Virtuelle Parallelwelten – Erschreckende Vision, aber auch Chance zu Gestaltung

Virtuelle Parallelwelten – Erschreckende Vision, aber auch Chance zu Gestaltung

Vor ein paar Wochen habe ich einen Beitrag in den Nachrichten gesehen, in denen die neueste Idee aus dem Hause Facebook vorgestellt wurde: Metaverse, „eine Welt, in der physikalische Realität mit erweiterter […] und virtueller Realität […] in einer Cyberwelt verschmelzen“ (Quelle: tagesschau.de). Ich fühle mich bei diesem Projekt an Cryptos erinnert, den Roman von Ursula Poznanski: Darin erzählt die Autorin „von einer Wirklichkeit, in der das Klimasystem bereits gekippt ist, und für die meisten Menschen nur die Flucht ins Virtuelle bleibt. […] “ (Quelle: Loewe-Verlag). Ein, wie ich finde, gutes Buch, keine Frage – aber eben auch ein Buch mit einer sehr, sehr erschreckenden Version unserer Zukunft. Eine Version, die durch Metaverse so absurd nahekommt, dass ich mich aktiv dazu bringen muss, darüber nachzudenken – denn viel lieber würde ich es gedanklich in eine Kiste stopfen und den Deckel drauf machen, damit es nicht real wird.

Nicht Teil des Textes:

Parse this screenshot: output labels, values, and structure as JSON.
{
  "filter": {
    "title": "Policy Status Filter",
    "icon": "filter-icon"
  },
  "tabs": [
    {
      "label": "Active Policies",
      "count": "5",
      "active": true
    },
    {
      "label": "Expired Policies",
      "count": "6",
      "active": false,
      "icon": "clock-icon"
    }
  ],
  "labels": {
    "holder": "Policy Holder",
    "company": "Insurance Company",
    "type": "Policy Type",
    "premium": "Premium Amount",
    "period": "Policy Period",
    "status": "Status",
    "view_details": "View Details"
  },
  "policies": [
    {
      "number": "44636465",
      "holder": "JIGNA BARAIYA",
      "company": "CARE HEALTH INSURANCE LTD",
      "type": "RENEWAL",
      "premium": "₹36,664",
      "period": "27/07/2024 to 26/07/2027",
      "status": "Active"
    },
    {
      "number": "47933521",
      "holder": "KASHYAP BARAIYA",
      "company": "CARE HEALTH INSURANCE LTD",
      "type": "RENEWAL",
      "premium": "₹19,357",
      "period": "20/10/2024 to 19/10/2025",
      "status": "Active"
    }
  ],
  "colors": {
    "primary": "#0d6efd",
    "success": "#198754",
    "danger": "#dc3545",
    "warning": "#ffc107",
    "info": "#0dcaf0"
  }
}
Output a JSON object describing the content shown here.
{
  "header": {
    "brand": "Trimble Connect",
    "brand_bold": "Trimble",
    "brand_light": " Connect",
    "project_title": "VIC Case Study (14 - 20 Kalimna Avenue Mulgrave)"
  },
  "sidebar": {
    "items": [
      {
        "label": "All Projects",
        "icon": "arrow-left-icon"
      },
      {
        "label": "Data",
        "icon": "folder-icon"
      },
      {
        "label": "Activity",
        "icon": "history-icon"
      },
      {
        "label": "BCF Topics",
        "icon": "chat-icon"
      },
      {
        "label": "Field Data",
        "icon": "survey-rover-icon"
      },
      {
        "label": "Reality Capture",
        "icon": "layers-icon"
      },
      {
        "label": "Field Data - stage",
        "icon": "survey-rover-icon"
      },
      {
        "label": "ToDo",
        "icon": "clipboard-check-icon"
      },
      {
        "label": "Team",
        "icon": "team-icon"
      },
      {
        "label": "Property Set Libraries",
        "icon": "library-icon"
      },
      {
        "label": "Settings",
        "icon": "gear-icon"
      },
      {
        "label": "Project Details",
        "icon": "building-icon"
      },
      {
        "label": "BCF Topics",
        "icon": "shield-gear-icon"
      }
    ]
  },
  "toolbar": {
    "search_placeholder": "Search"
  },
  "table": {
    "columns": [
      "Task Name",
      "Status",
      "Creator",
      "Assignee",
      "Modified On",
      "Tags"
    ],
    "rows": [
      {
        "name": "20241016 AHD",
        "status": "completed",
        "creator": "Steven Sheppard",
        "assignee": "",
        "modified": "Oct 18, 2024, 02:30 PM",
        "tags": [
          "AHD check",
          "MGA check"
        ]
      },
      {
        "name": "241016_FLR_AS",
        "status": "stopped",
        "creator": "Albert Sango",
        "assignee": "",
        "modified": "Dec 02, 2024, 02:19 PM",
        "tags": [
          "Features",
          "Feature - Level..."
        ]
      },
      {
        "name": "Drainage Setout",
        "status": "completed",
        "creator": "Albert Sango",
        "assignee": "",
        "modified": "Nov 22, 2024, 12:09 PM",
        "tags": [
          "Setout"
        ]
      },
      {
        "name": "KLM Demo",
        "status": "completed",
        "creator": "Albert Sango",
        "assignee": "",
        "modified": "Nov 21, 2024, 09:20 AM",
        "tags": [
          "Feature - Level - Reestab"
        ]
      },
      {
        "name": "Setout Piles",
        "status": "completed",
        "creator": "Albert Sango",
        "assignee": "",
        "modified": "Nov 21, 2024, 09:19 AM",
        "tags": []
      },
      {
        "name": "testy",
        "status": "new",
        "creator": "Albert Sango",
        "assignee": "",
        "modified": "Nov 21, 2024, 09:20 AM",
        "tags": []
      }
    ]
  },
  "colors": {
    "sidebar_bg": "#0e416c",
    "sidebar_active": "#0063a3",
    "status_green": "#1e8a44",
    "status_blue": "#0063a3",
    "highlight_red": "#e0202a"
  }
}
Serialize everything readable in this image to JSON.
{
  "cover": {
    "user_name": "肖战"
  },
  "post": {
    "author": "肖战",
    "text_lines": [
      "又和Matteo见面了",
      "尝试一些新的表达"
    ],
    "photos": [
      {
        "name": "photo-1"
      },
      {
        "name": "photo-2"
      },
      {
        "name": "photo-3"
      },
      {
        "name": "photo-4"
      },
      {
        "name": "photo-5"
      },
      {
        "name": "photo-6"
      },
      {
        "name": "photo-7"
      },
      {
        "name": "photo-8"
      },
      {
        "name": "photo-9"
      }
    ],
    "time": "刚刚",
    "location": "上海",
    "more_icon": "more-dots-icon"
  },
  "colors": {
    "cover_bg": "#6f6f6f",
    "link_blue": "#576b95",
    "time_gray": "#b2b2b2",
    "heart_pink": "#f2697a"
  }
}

Facebook hat angekündigt zur Realisierung des Vorhabens 10.000 neue Mitarbeitende einzustellen – in Europa, das sei ein Vertrauensbeweis in den Standort, so Facebook. Für mich hört sich all das nicht an wie ein Vertrauensbeweis, denn ich finde die Vorstellung von Metaverse einfach nur abschreckend: Ich finde sie als Coach abschreckend, denn mir sind Einklang und das positive (physische!) Miteinander von uns allen wichtig. Ich finde sie als Medienmanagerin abschreckend, denn mich fasziniert zwar technologischer Fortschritt – diesen verstehe ich allerdings darin, mehr Miteinander und eine vereinfachte Kommunikation zu schaffen und nicht eine neue Welt, die uns von der Realität distanziert. Und ganz besonders abschreckend finde ich sie als Mensch, wenn ich mir ausmale, was das mit unserer Gesellschaft machen kann.

Haben wir durch die letzten Monate mit einer Pandemie denn nicht gelernt, wie sehr wir Menschen soziale Wesen sind und wie gut uns die Verbundenheit mit der Natur tut? Wesen, die eben nicht nur vor rechteckigen Kästen (aka Computer) sitzen können, damit von Call zu Call hechten und am Abend noch das Rollenspiel durchsuchten wollen – und das schlicht auch gar nicht können, weil es uns einfach fertig macht? Was es mit uns und unserer Psyche macht, wenn wir einander nicht mehr physisch begegnen?

Eine virtuelle Realität wie Metaverse baut in meinen Augen auf die absurdeste Weise eine Parallelwelt auf. Und daran ändert auch die Tatsache nichts, dass man so ein Universum statt mit einem rechteckigen Computer mit einer Virtual-Reality-Brille betritt. Menschen können sich dorthin flüchten, anstatt im Realen zu sein und zu leben. Was soll das für eine Zukunft sein, die sich da im Silicon Valley ausgedacht und mit Millionen-Euro-Kraft über den Erdball ausgerollt wird? Ich lasse mich gern eines Besseren belehren, aber im Moment gefällt mir die Aussicht auf eine solche Zukunft nicht.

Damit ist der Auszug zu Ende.